†Dirk Beher and John Wu have contributed equally.
Resveratrol is Not a Direct Activator of SIRT1 Enzyme Activity
Article first published online: 20 OCT 2009
© 2009 John Wiley & Sons A/S
Chemical Biology & Drug Design
Volume 74, Issue 6, pages 619–624, December 2009
How to Cite
Beher, D., Wu, J., Cumine, S., Kim, K. W., Lu, S.-C., Atangan, L. and Wang, M. (2009), Resveratrol is Not a Direct Activator of SIRT1 Enzyme Activity. Chemical Biology & Drug Design, 74: 619–624. doi: 10.1111/j.1747-0285.2009.00901.x
- Issue published online: 28 OCT 2009
- Article first published online: 20 OCT 2009
- Received 30 April 2009, revised 11 August 2009 and accepted for publication 10 September 2009
- Fluor de Lys;
Resveratrol is a plant polyphenol capable of exerting beneficial metabolic effects which are thought to be mediated in large by the activation of the NAD+-dependent protein deacetylase SIRT1. Although resveratrol has been claimed to be a bona fide SIRT1 activator using a peptide substrate (Fluor de Lys-SIRT1 peptide substrate), recent reports indicate that this finding might be an experimental artifact and need to be clarified.

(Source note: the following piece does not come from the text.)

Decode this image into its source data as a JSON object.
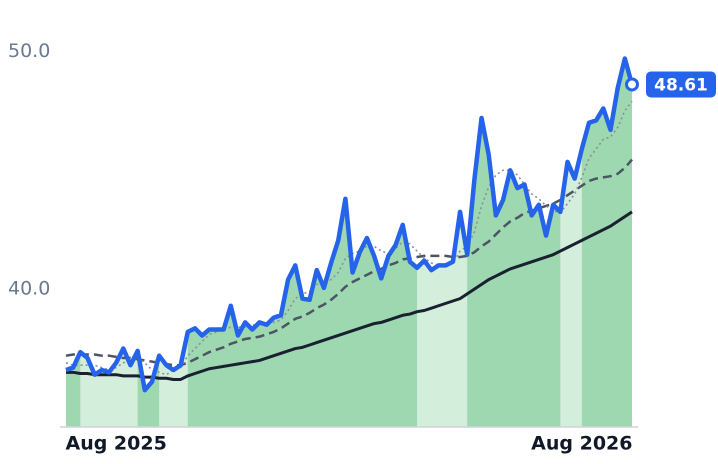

Here, we show that: (i) the Fluor de Lys-SIRT1 peptide is an artificial SIRT1 substrate because in the absence of the covalently linked fluorophore the peptide itself is not a substrate of the enzyme, (ii) resveratrol does not activate SIRT1 in vitro in the presence of either a p53-derived peptide substrate or acetylated PGC-1α isolated from cells, and (iii) although SIRT1 deacetylates PGC-1α in both in vitro and cell-based assays, resveratrol did not activate SIRT1 under these conditions. Based on these observations, we conclude that the pharmacological effects of resveratrol in various models are unlikely to be mediated by a direct enhancement of the catalytic activity of the SIRT1 enzyme. In consequence, our data challenge the overall utility of resveratrol as a pharmacological tool to directly activate SIRT1.